Sem falar nos intermediários que, a ambas as partes, podem servir.
Na falta duma fiscalização efectiva, todas estas situações podem acontecer e, por motivos óbvios, ninguém se queixa. É o negociozinho!
Assim e na prática, a APMG (cartão de benefício) autonomiza-se das uvas que deram origem à sua emissão!
Sim, é verdade, na medida em que são uma receita para alguém, obrigatoriamente que possui vinha no Douro, constitui-se num rendimento da região.
Mas paga, finalmente, o quê? O silêncio do seu uso!
Com efeito, quem o vende não pode denunciar que o vendeu sem uvas (cabe aqui uma honrosa excepção ao Miguel Champalimaud que, em tempos, publicamente o afirmou!), e quem o compra, sob pena de ver o vinho, assim produzido, apreendido, também não o denuncia.

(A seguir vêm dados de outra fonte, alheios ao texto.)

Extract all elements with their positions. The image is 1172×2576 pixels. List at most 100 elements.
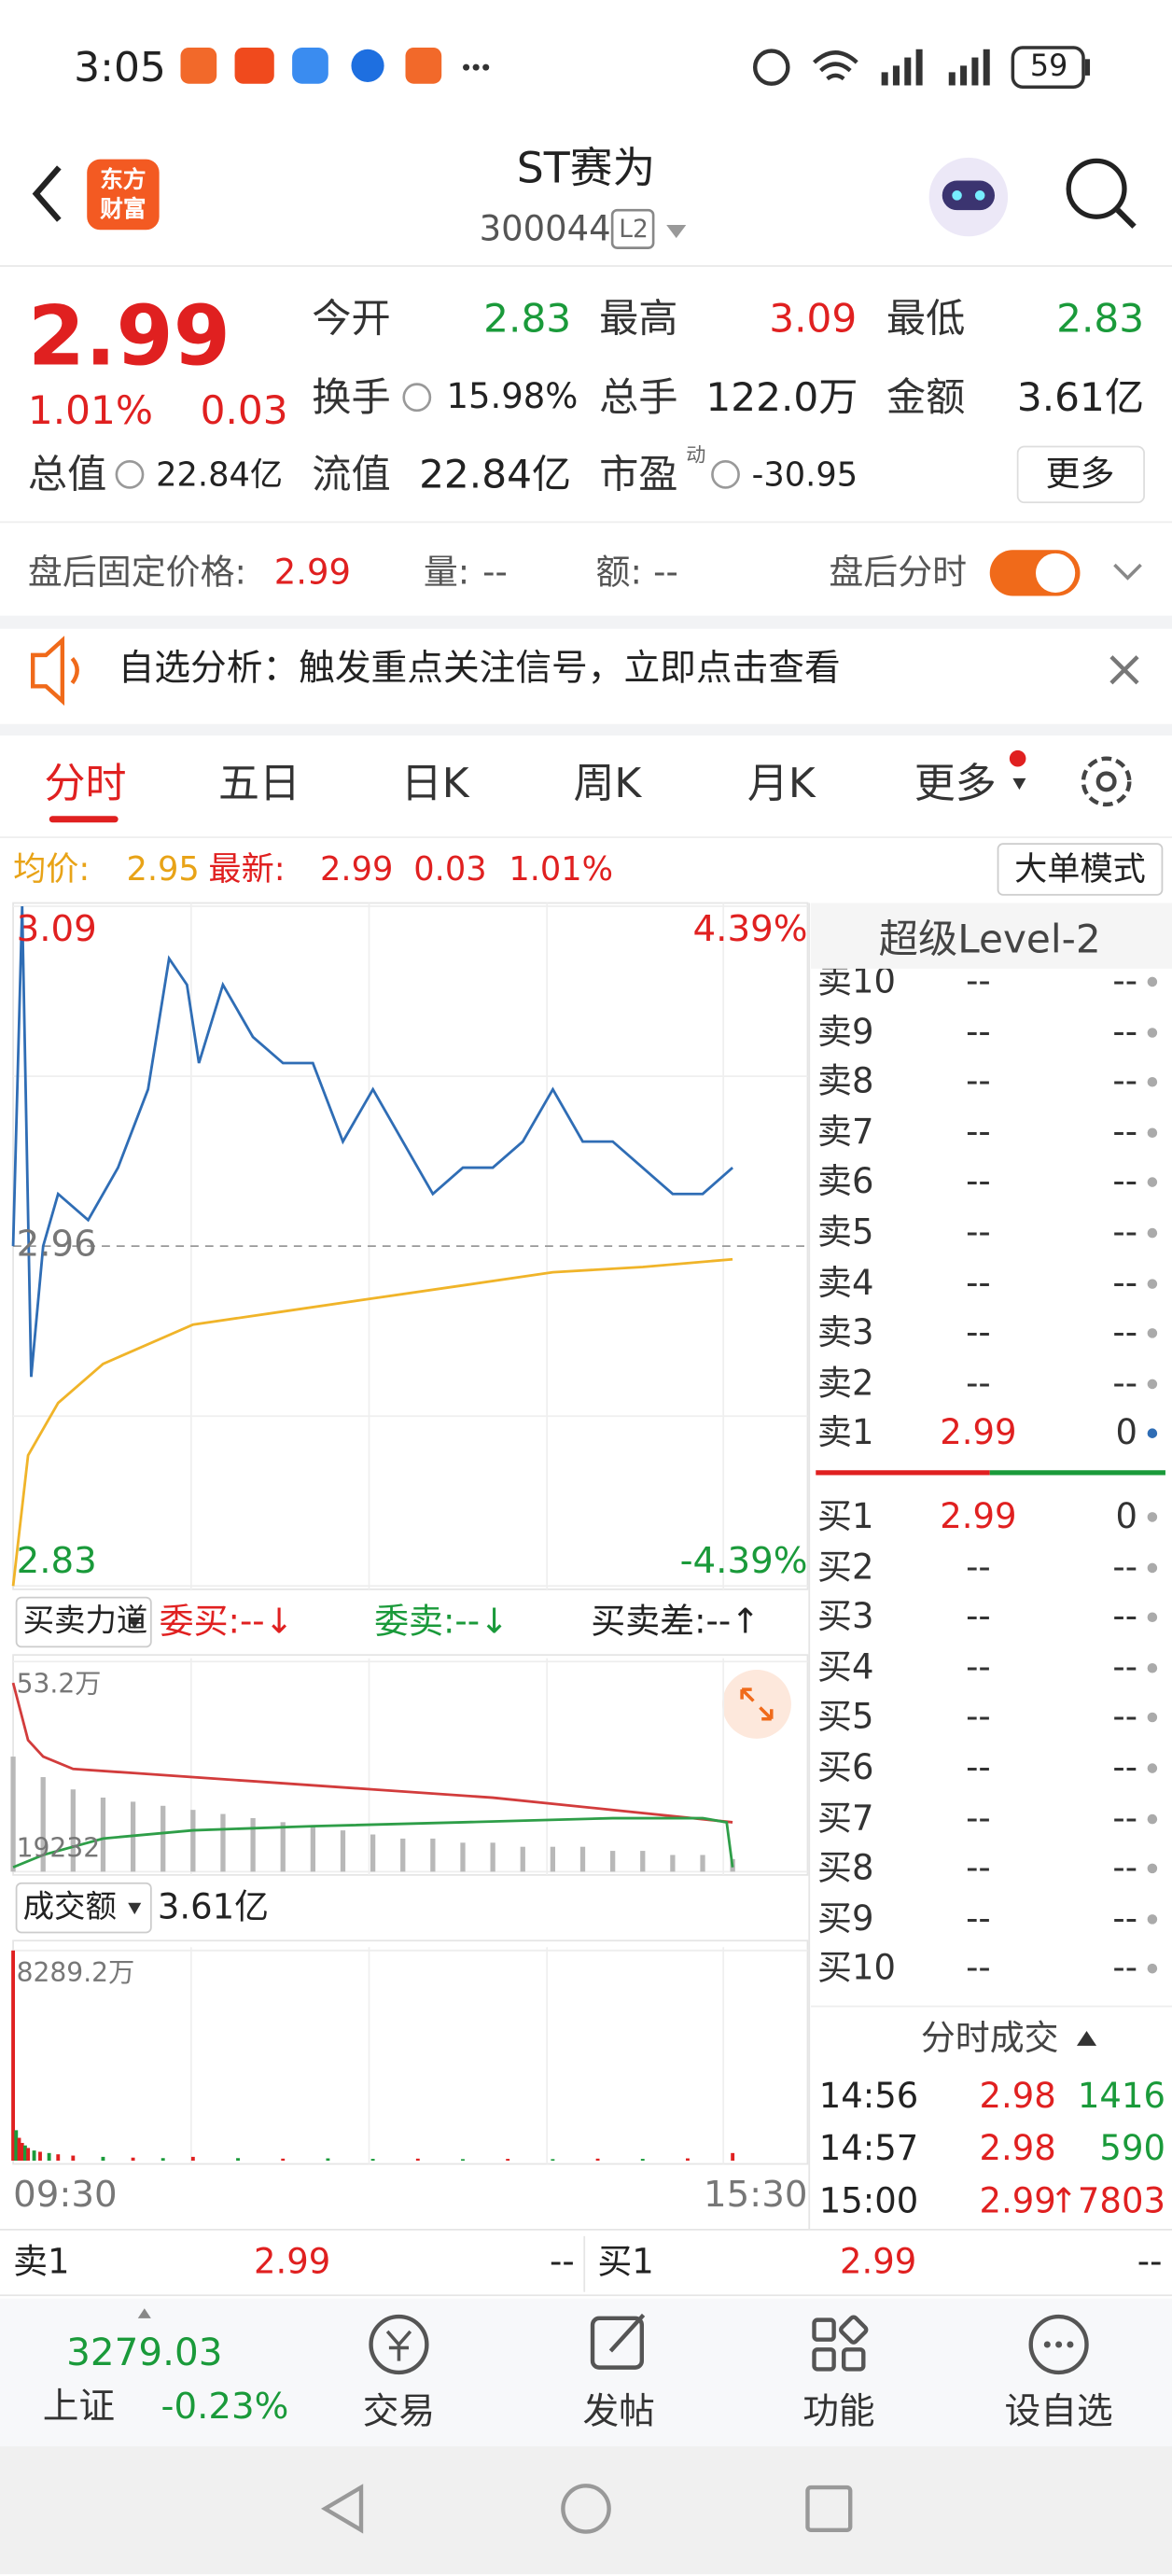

Como o negócio existirá e ninguém o denuncia, falamos dum mercado paralelo em que o silêncio é lei.
Não, nem tanto. Não há máfia nem crimes de sangue! É o negociozinho!
Mas, existirá crime, pois tanto quem vende como quem compra presta falsas informações ao IVDP e são gerados “fundos” cujo destino é, aparentemente, desconhecido, obrigatoriamente.

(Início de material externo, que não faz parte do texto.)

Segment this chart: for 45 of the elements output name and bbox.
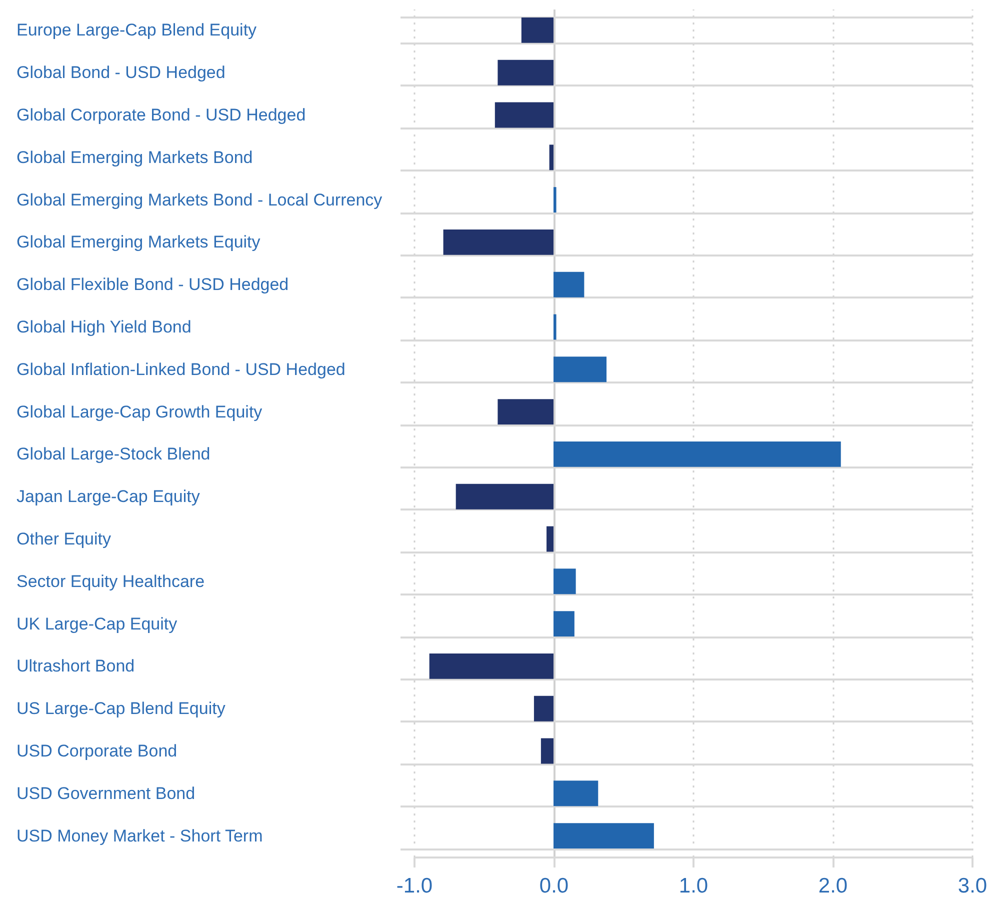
bar: [443, 229, 554, 255]
y-tick-label: Global Emerging Markets Bond - Local Currency: [16, 190, 383, 210]
y-tick-label: Global Large-Stock Blend: [16, 444, 210, 464]
y-tick-label: Europe Large-Cap Blend Equity: [16, 20, 258, 40]
bar: [494, 102, 554, 128]
bar: [498, 60, 554, 86]
y-tick-label: Global Corporate Bond - USD Hedged: [16, 106, 306, 124]
bar: [554, 314, 556, 340]
y-tick-label: Global Emerging Markets Equity: [16, 232, 261, 252]
bar: [534, 696, 554, 722]
bar: [549, 144, 554, 170]
bar: [554, 356, 607, 382]
x-tick-label: 3.0: [958, 874, 988, 898]
bar: [554, 568, 576, 594]
bar: [554, 441, 841, 467]
x-tick-label: 2.0: [818, 874, 848, 898]
y-tick-label: USD Money Market - Short Term: [16, 826, 263, 846]
y-tick-label: US Large-Cap Blend Equity: [16, 699, 226, 718]
y-tick-label: Global High Yield Bond: [16, 318, 192, 336]
y-tick-label: USD Government Bond: [16, 784, 196, 803]
y-tick-label: Sector Equity Healthcare: [16, 572, 205, 591]
bar: [554, 611, 574, 637]
y-tick-label: USD Corporate Bond: [16, 742, 178, 760]
y-tick-label: Global Flexible Bond - USD Hedged: [16, 275, 289, 294]
bar: [540, 738, 554, 764]
y-tick-label: Global Large-Cap Growth Equity: [16, 402, 263, 422]
bar: [456, 484, 554, 510]
x-tick-label: 0.0: [539, 874, 569, 898]
x-tick-label: -1.0: [396, 874, 433, 898]
bar: [498, 399, 554, 425]
bar: [546, 526, 554, 552]
y-tick-label: Ultrashort Bond: [16, 656, 135, 676]
y-tick-label: Japan Large-Cap Equity: [16, 487, 200, 506]
bar: [554, 187, 556, 213]
y-tick-label: Other Equity: [16, 530, 112, 548]
x-tick-label: 1.0: [678, 874, 708, 898]
bar: [521, 17, 554, 43]
bar: [554, 272, 584, 298]
bar: [429, 653, 554, 679]
bar: [554, 823, 654, 849]
y-tick-label: Global Inflation-Linked Bond - USD Hedged: [16, 360, 346, 379]
y-tick-label: UK Large-Cap Equity: [16, 614, 178, 634]
y-tick-label: Global Bond - USD Hedged: [16, 63, 226, 82]
y-tick-label: Global Emerging Markets Bond: [16, 148, 253, 167]
bar: [554, 780, 598, 806]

Uma vez que o destino final, tanto do cartão como das uvas, ou do vinho por elas produzido, é o comércio de Vinho do Porto, não seria difícil ao IVDP, assim o quisesse, apurar essas irregularidades e punir os infractores.
Como tal, que se saiba, não acontece, é possível também que a regra do silêncio abranja as autoridades fiscalizadoras.
É evidente que a justificação, transversal ao serviço público, é a da falta de meios…
Mas também não é verdade que todos os anos o IVDP entrega o saldo de gerência ao Estado? Então já não será por falta de meios…
Será então que a regra do silêncio também é imposta ao próprio Governo?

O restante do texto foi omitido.